Upgrading to “couple” status
If getting into a relationship is on your bucket list for 2025, you are doomed to fail. The problem with relationships is that they need to come naturally; they can’t be forced into existence by sheer will or manifestation. Making that daily 0.8 seconds of eye contact with a hallway crush doesn’t count, nor will they suddenly ask you out after seeing you walking with your backpack wide open. Your best chance at getting into a relationship is waiting until the right person who accepts you comes around, but until then, stop pining over people who don’t want you. The truth is harsh.

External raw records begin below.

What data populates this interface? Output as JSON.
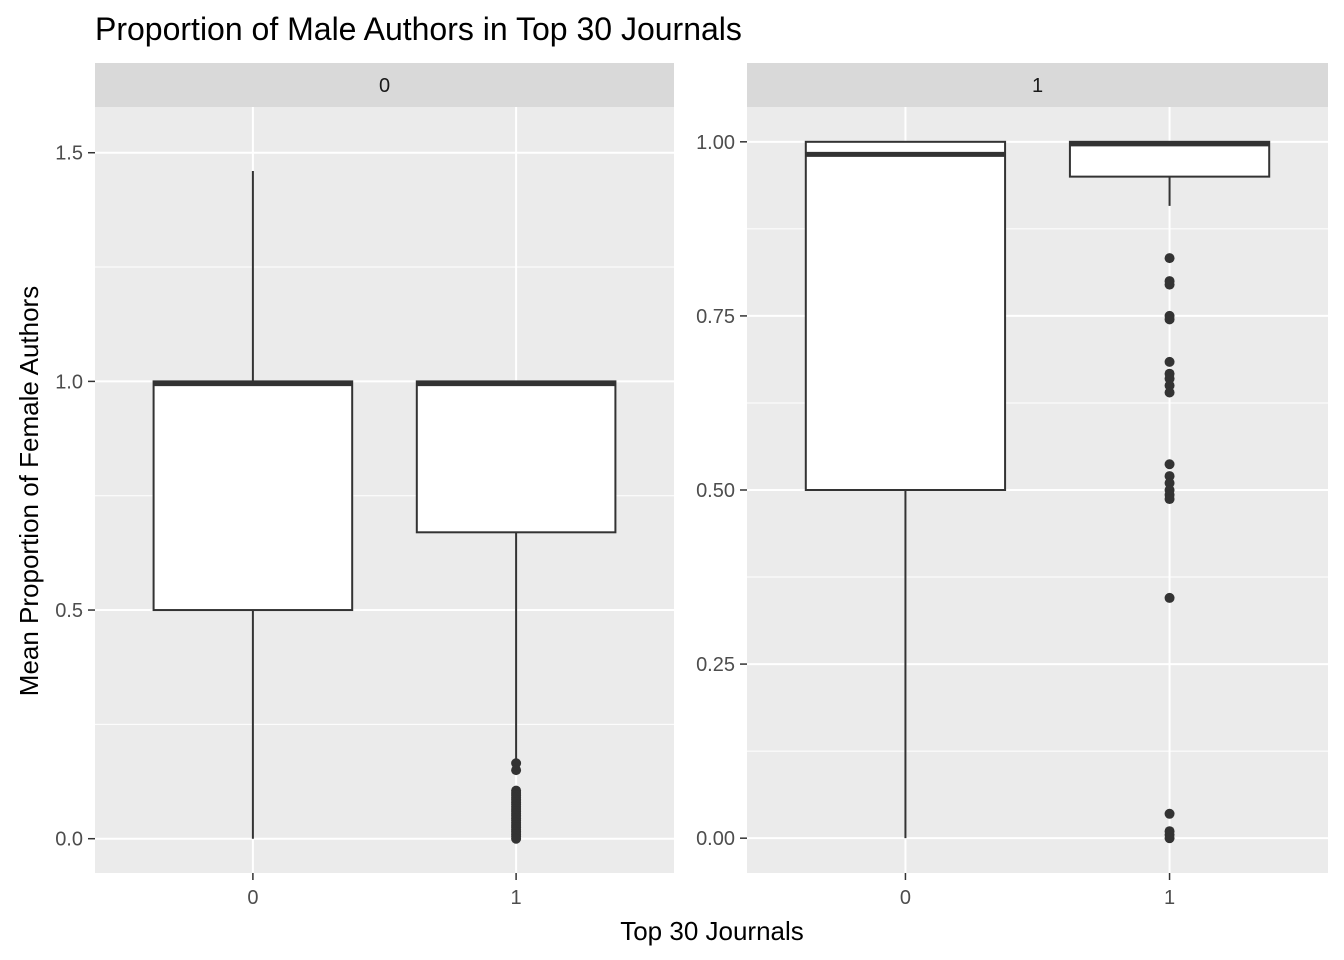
{
  "chart_data": {
    "type": "boxplot",
    "title": "Proportion of Male Authors in Top 30 Journals",
    "xlabel": "Top 30 Journals",
    "ylabel": "Mean Proportion of Female Authors",
    "panels": [
      {
        "strip": "0",
        "ylim": [
          -0.075,
          1.6
        ],
        "yticks": [
          0.0,
          0.5,
          1.0,
          1.5
        ],
        "ytick_labels": [
          "0.0",
          "0.5",
          "1.0",
          "1.5"
        ],
        "categories": [
          "0",
          "1"
        ],
        "boxes": [
          {
            "category": "0",
            "whisker_low": 0.0,
            "q1": 0.5,
            "median": 0.995,
            "q3": 1.0,
            "whisker_high": 1.46,
            "outliers": []
          },
          {
            "category": "1",
            "whisker_low": 0.17,
            "q1": 0.67,
            "median": 0.995,
            "q3": 1.0,
            "whisker_high": 1.0,
            "outliers": [
              0.165,
              0.15,
              0.105,
              0.1,
              0.095,
              0.09,
              0.085,
              0.08,
              0.075,
              0.07,
              0.065,
              0.06,
              0.055,
              0.05,
              0.045,
              0.04,
              0.035,
              0.03,
              0.025,
              0.02,
              0.015,
              0.01,
              0.005,
              0.0
            ]
          }
        ]
      },
      {
        "strip": "1",
        "ylim": [
          -0.05,
          1.05
        ],
        "yticks": [
          0.0,
          0.25,
          0.5,
          0.75,
          1.0
        ],
        "ytick_labels": [
          "0.00",
          "0.25",
          "0.50",
          "0.75",
          "1.00"
        ],
        "categories": [
          "0",
          "1"
        ],
        "boxes": [
          {
            "category": "0",
            "whisker_low": 0.0,
            "q1": 0.5,
            "median": 0.982,
            "q3": 1.0,
            "whisker_high": 1.0,
            "outliers": []
          },
          {
            "category": "1",
            "whisker_low": 0.908,
            "q1": 0.95,
            "median": 0.997,
            "q3": 1.0,
            "whisker_high": 1.0,
            "outliers": [
              0.833,
              0.8,
              0.795,
              0.75,
              0.745,
              0.684,
              0.667,
              0.66,
              0.65,
              0.64,
              0.537,
              0.52,
              0.51,
              0.5,
              0.493,
              0.487,
              0.345,
              0.035,
              0.01,
              0.005,
              0.0
            ]
          }
        ]
      }
    ],
    "colors": {
      "panel_bg": "#ebebeb",
      "strip_bg": "#d9d9d9",
      "grid": "#ffffff",
      "box_fill": "#ffffff",
      "box_line": "#333333",
      "tick_text": "#4d4d4d"
    }
  }
}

The new year will surely bring joy and happiness to people all around, as it usually is a time to celebrate new beginnings and send off the year behind us. Resolutions, although inspiring and exciting when writing them down, usually end in failure. So when 2025 rolls around, don’t take yourself too seriously January 1. You haven’t changed all that much from the previous year, which was only 24 hours ago.